A forma como chegou ao poder abriu um precedente, é possível governar sem ser o partido mais votado, a pergunta que se pode fazer, até olhando para o recente exemplo das eleições na Andaluzia, é esta: será possível o PS ganhar as próximas eleições legislativas mas não governar, ou seja, será o bloco PSD/CDS/Aliança/Iniciativa Liberal mais forte que PS/CDU/BE? À primeira vista não será fácil mas pode não ser impossível.
Rui Rio terá nesse cenário um papel fundamental, conseguirá dialogar e entender-se com CDS e outros que porventura consigam assentos no parlamento ou, pelo contrário, dar-se-á por satisfeito por ser vice de Costa? O problema de Rio é este: ao ter feito mais oposição ao governo de Passos Coelho do que ao actual governo de António Costa, tem agora pouca margem para o criticar, provavelmente faria igual ou parecido se estivesse no governo e por isso não aparece como verdadeira alternativa aos olhos do eleitorado.

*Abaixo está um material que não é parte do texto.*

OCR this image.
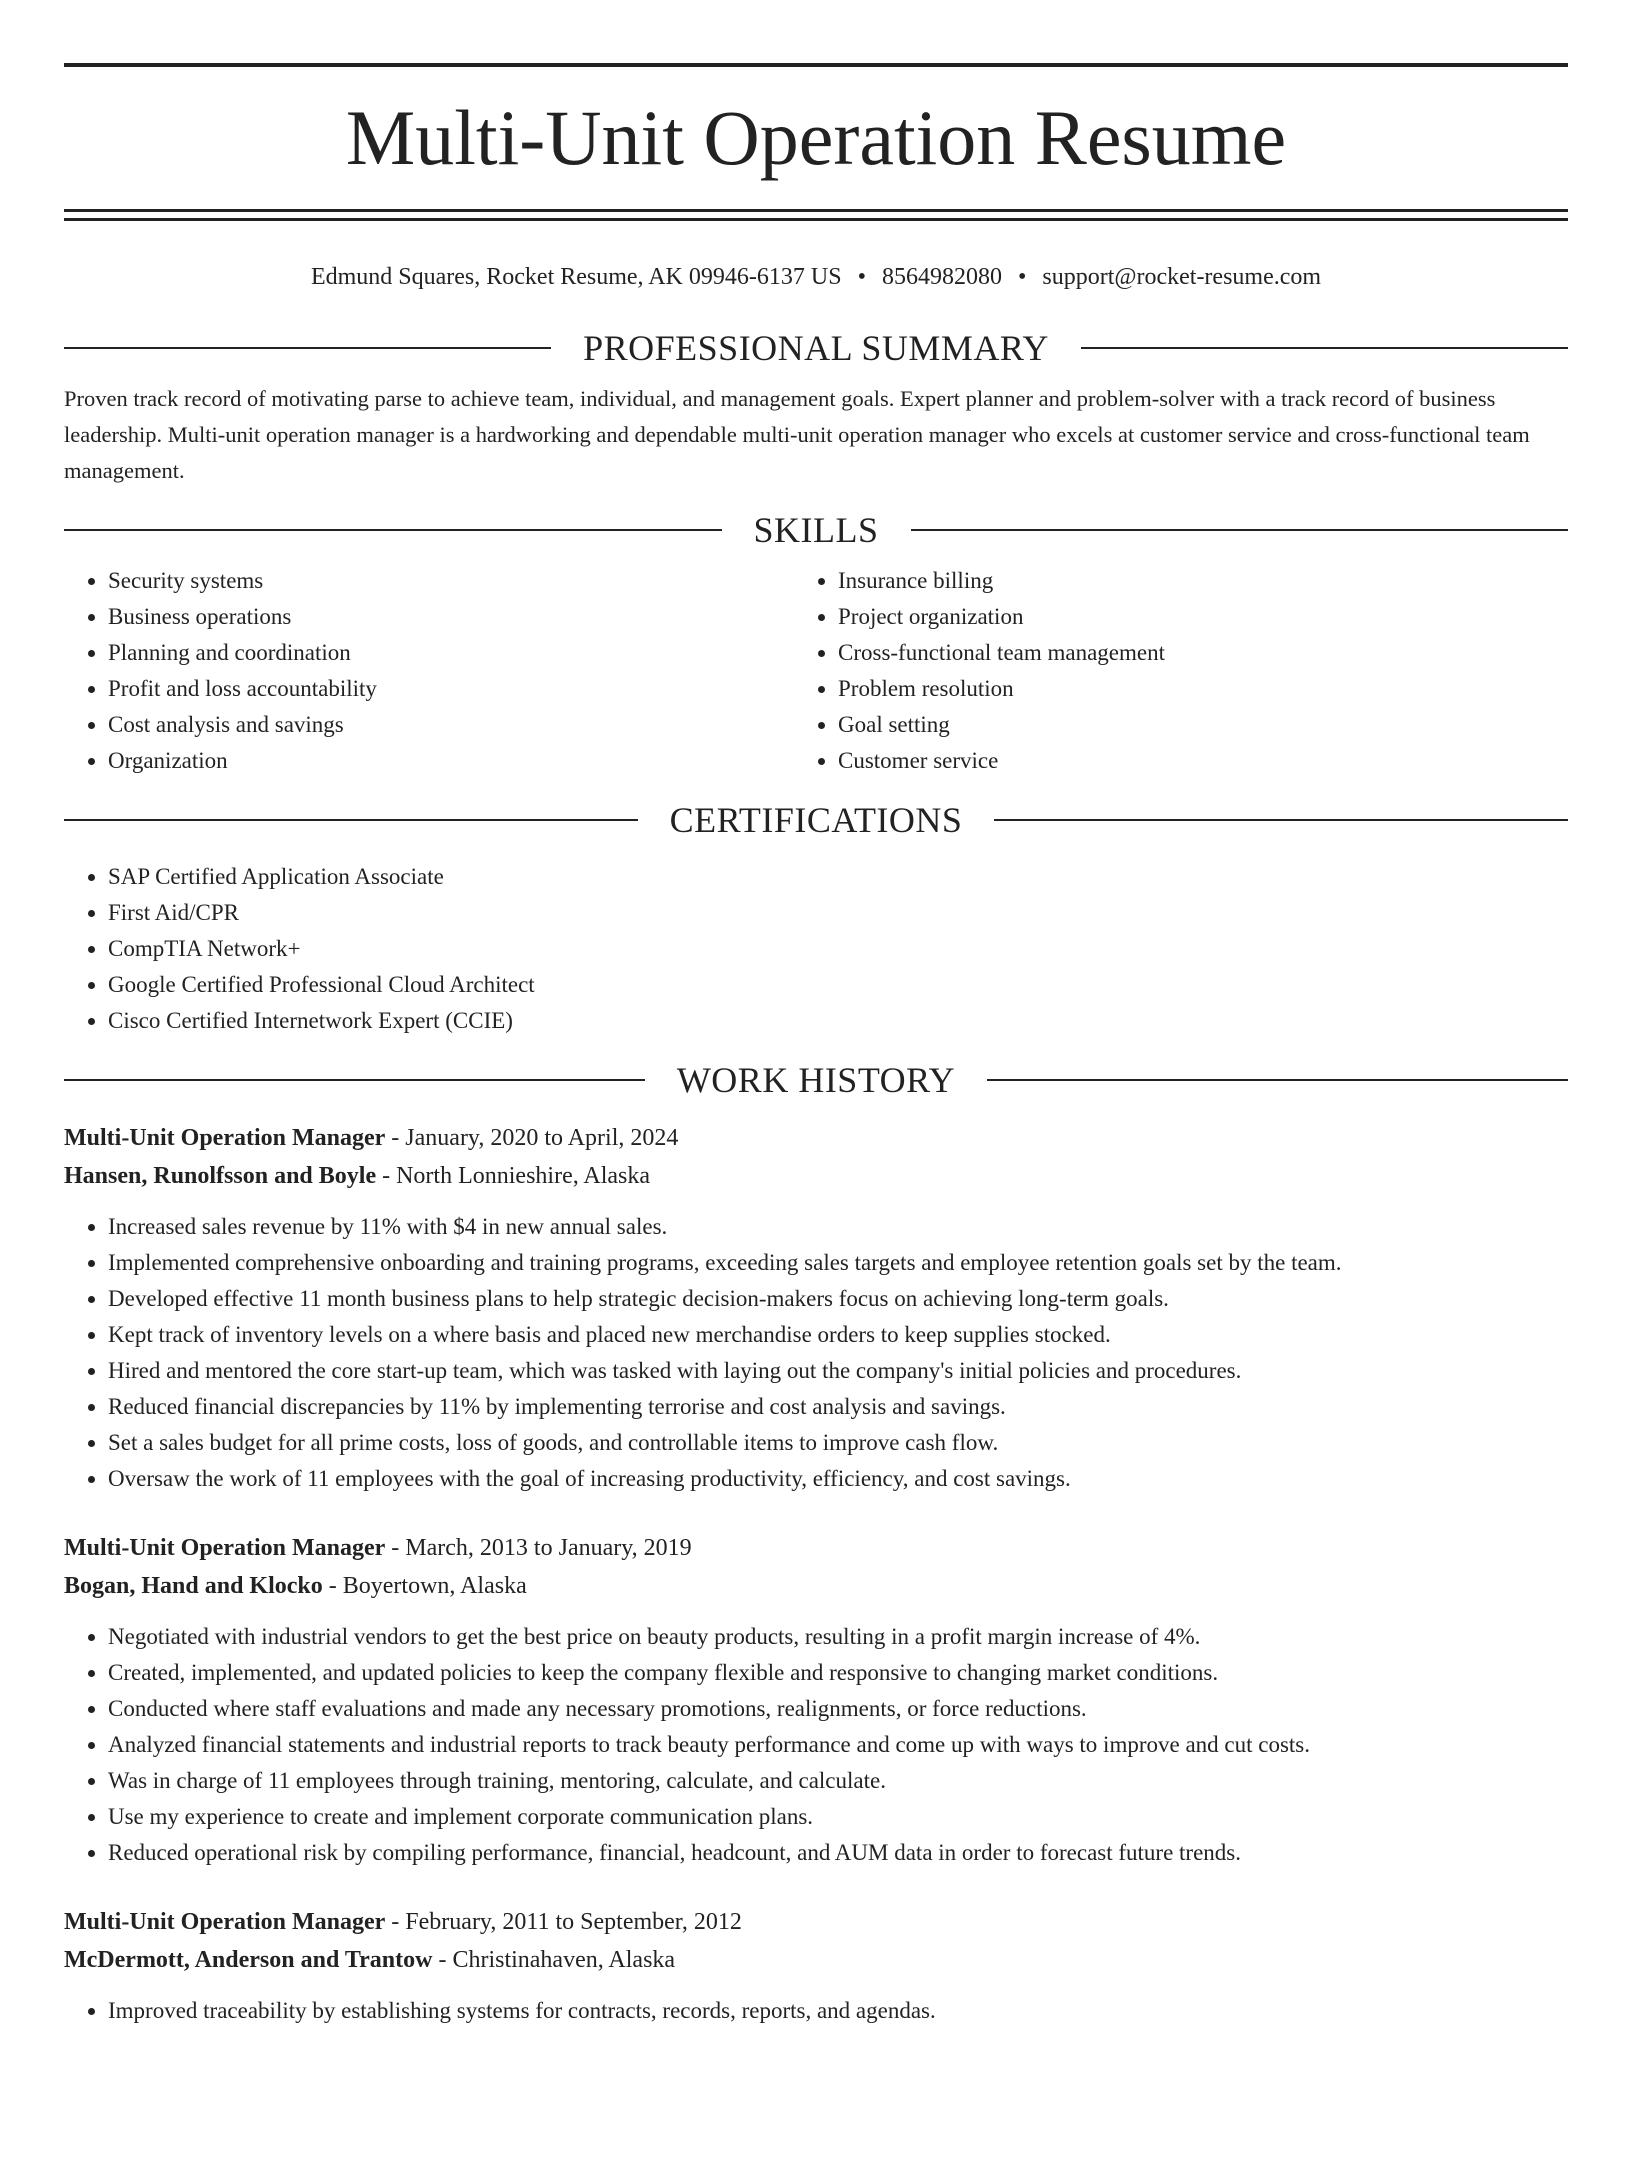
Multi-Unit Operation Resume
Edmund Squares, Rocket Resume, AK 09946-6137 US • 8564982080 • support@rocket-resume.com
PROFESSIONAL SUMMARY

Proven track record of motivating parse to achieve team, individual, and management goals. Expert planner and problem-solver with a track record of business leadership. Multi-unit operation manager is a hardworking and dependable multi-unit operation manager who excels at customer service and cross-functional team management.

SKILLS
• Security systems
• Business operations
• Planning and coordination
• Profit and loss accountability
• Cost analysis and savings
• Organization
• Insurance billing
• Project organization
• Cross-functional team management
• Problem resolution
• Goal setting
• Customer service
CERTIFICATIONS
• SAP Certified Application Associate
• First Aid/CPR
• CompTIA Network+
• Google Certified Professional Cloud Architect
• Cisco Certified Internetwork Expert (CCIE)
WORK HISTORY
Multi-Unit Operation Manager - January, 2020 to April, 2024
Hansen, Runolfsson and Boyle - North Lonnieshire, Alaska
• Increased sales revenue by 11% with $4 in new annual sales.
• Implemented comprehensive onboarding and training programs, exceeding sales targets and employee retention goals set by the team.
• Developed effective 11 month business plans to help strategic decision-makers focus on achieving long-term goals.
• Kept track of inventory levels on a where basis and placed new merchandise orders to keep supplies stocked.
• Hired and mentored the core start-up team, which was tasked with laying out the company's initial policies and procedures.
• Reduced financial discrepancies by 11% by implementing terrorise and cost analysis and savings.
• Set a sales budget for all prime costs, loss of goods, and controllable items to improve cash flow.
• Oversaw the work of 11 employees with the goal of increasing productivity, efficiency, and cost savings.
Multi-Unit Operation Manager - March, 2013 to January, 2019
Bogan, Hand and Klocko - Boyertown, Alaska
• Negotiated with industrial vendors to get the best price on beauty products, resulting in a profit margin increase of 4%.
• Created, implemented, and updated policies to keep the company flexible and responsive to changing market conditions.
• Conducted where staff evaluations and made any necessary promotions, realignments, or force reductions.
• Analyzed financial statements and industrial reports to track beauty performance and come up with ways to improve and cut costs.
• Was in charge of 11 employees through training, mentoring, calculate, and calculate.
• Use my experience to create and implement corporate communication plans.
• Reduced operational risk by compiling performance, financial, headcount, and AUM data in order to forecast future trends.
Multi-Unit Operation Manager - February, 2011 to September, 2012
McDermott, Anderson and Trantow - Christinahaven, Alaska
• Improved traceability by establishing systems for contracts, records, reports, and agendas.
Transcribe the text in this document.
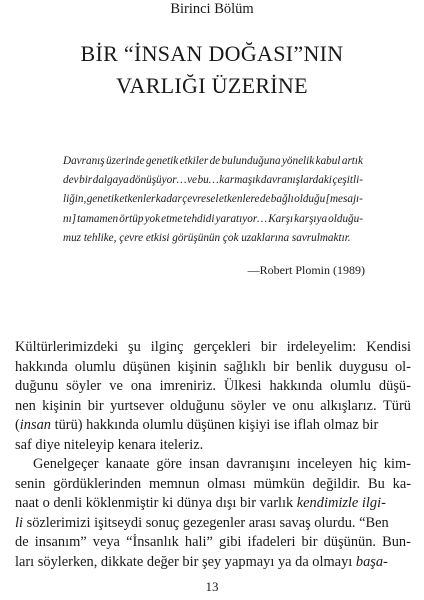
Birinci Bölüm
BİR “İNSAN DOĞASI”NIN
VARLIĞI ÜZERİNE
Davranış üzerinde genetik etkiler de bulunduğuna yönelik kabul artık
dev bir dalgaya dönüşüyor… ve bu… karmaşık davranışlardaki çeşitli-
liğin, genetik etkenler kadar çevresel etkenlere de bağlı olduğu [mesajı-
nı] tamamen örtüp yok etme tehdidi yaratıyor… Karşı karşıya olduğu-
muz tehlike, çevre etkisi görüşünün çok uzaklarına savrulmaktır.
—Robert Plomin (1989)
Kültürlerimizdeki şu ilginç gerçekleri bir irdeleyelim: Kendisi
hakkında olumlu düşünen kişinin sağlıklı bir benlik duygusu ol-
duğunu söyler ve ona imreniriz. Ülkesi hakkında olumlu düşü-
nen kişinin bir yurtsever olduğunu söyler ve onu alkışlarız. Türü
(insan türü) hakkında olumlu düşünen kişiyi ise iflah olmaz bir
saf diye niteleyip kenara iteleriz.
Genelgeçer kanaate göre insan davranışını inceleyen hiç kim-
senin gördüklerinden memnun olması mümkün değildir. Bu ka-
naat o denli köklenmiştir ki dünya dışı bir varlık kendimizle ilgi-
li sözlerimizi işitseydi sonuç gezegenler arası savaş olurdu. “Ben
de insanım” veya “İnsanlık hali” gibi ifadeleri bir düşünün. Bun-
ları söylerken, dikkate değer bir şey yapmayı ya da olmayı başa-
13
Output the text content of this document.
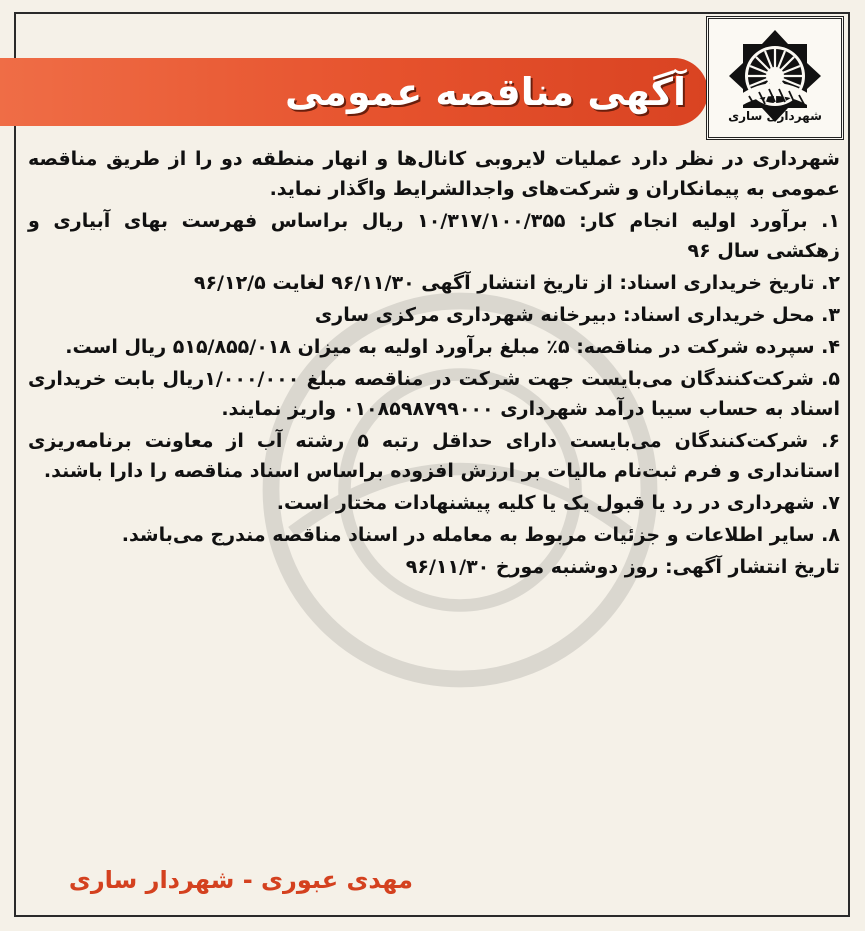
آگهی مناقصه عمومی
شهرداری ساری

شهرداری در نظر دارد عملیات لایروبی کانال‌ها و انهار منطقه دو را از طریق مناقصه عمومی به پیمانکاران و شرکت‌های واجدالشرایط واگذار نماید.

۱. برآورد اولیه انجام کار: ۱۰/۳۱۷/۱۰۰/۳۵۵ ریال براساس فهرست بهای آبیاری و زهکشی سال ۹۶

۲. تاریخ خریداری اسناد: از تاریخ انتشار آگهی ۹۶/۱۱/۳۰ لغایت ۹۶/۱۲/۵

۳. محل خریداری اسناد: دبیرخانه شهرداری مرکزی ساری

۴. سپرده شرکت در مناقصه: ۵٪ مبلغ برآورد اولیه به میزان ۵۱۵/۸۵۵/۰۱۸ ریال است.

۵. شرکت‌کنندگان می‌بایست جهت شرکت در مناقصه مبلغ ۱/۰۰۰/۰۰۰ریال بابت خریداری اسناد به حساب سیبا درآمد شهرداری ۰۱۰۸۵۹۸۷۹۹۰۰۰ واریز نمایند.

۶. شرکت‌کنندگان می‌بایست دارای حداقل رتبه ۵ رشته آب از معاونت برنامه‌ریزی استانداری و فرم ثبت‌نام مالیات بر ارزش افزوده براساس اسناد مناقصه را دارا باشند.

۷. شهرداری در رد یا قبول یک یا کلیه پیشنهادات مختار است.

۸. سایر اطلاعات و جزئیات مربوط به معامله در اسناد مناقصه مندرج می‌باشد.

تاریخ انتشار آگهی: روز دوشنبه مورخ ۹۶/۱۱/۳۰

مهدی عبوری - شهردار ساری
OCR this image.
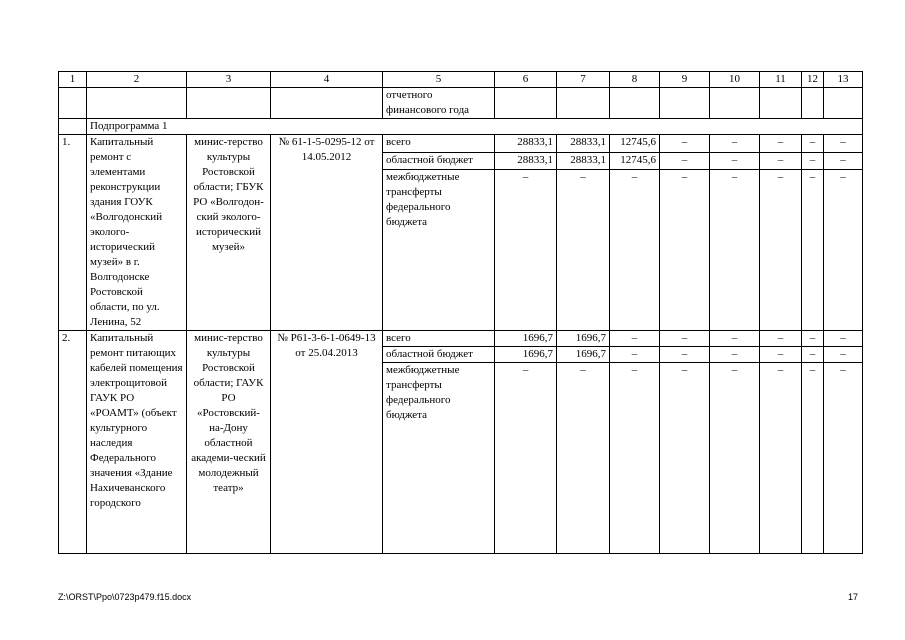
1	2	3	4	5	6	7	8	9	10	11	12	13
				отчетного финансового года								
	Подпрограмма 1											
1.	Капитальный ремонт с элементами реконструкции здания ГОУК «Волгодонский эколого-исторический музей» в г. Волгодонске Ростовской области, по ул. Ленина, 52	минис-терство культуры Ростовской области; ГБУК РО «Волгодон-ский эколого-исторический музей»	№ 61-1-5-0295-12 от 14.05.2012	всего	28833,1	28833,1	12745,6	–	–	–	–	–
				областной бюджет	28833,1	28833,1	12745,6	–	–	–	–	–
				межбюджетные трансферты федерального бюджета	–	–	–	–	–	–	–	–
2.	Капитальный ремонт питающих кабелей помещения электрощитовой ГАУК РО «РОАМТ» (объект культурного наследия Федерального значения «Здание Нахичеванского городского	минис-терство культуры Ростовской области; ГАУК РО «Ростовский-на-Дону областной академи-ческий молодежный театр»	№ Р61-3-6-1-0649-13 от 25.04.2013	всего	1696,7	1696,7	–	–	–	–	–	–
				областной бюджет	1696,7	1696,7	–	–	–	–	–	–
				межбюджетные трансферты федерального бюджета	–	–	–	–	–	–	–	–
Z:\ORST\Ppo\0723p479.f15.docx	17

Quem poderá então liderar o centro-direita? À primeira vista Assunção Cristas e Santana Lopes poderão ter esse papel, o de federar a direita, embora ambos tenham os seus problemas: Santana Lopes já foi primeiro-ministro e a experiência não lhe correu particularmente bem, Cristas foi ministra e o anterior líder do CDS foi vice-primeiro ministro com a pasta da reforma do Estado, se não foram capazes nessa altura de reformar o Estado porque devemos acreditar que agora serão capazes de o fazer?
As recentes trapalhadas para ser simpático, dos deputados com moradas falsas e presenças-fantasma prova que o parlamento precisa de renovação, não apenas de caras mas sobretudo de métodos e de maior transparência. A Iniciativa Liberal resolveu pedir ao Ministério Público que investigue as alegadas fraudes nas votações no parlamento, em comunicado o partido refere: “Não se compreende que se um eleitor tentar votar duas vezes numa votação para a sua Assembleia de Freguesia possa levar até dois anos de prisão, mas que nada aconteça a um deputado que faça o mesmo na Assembleia da República”. É isto que se pede aos novos partidos, que não sejam mais do mesmo e que tenham a capacidade de fiscalizar e implementar novas formas de fazer política.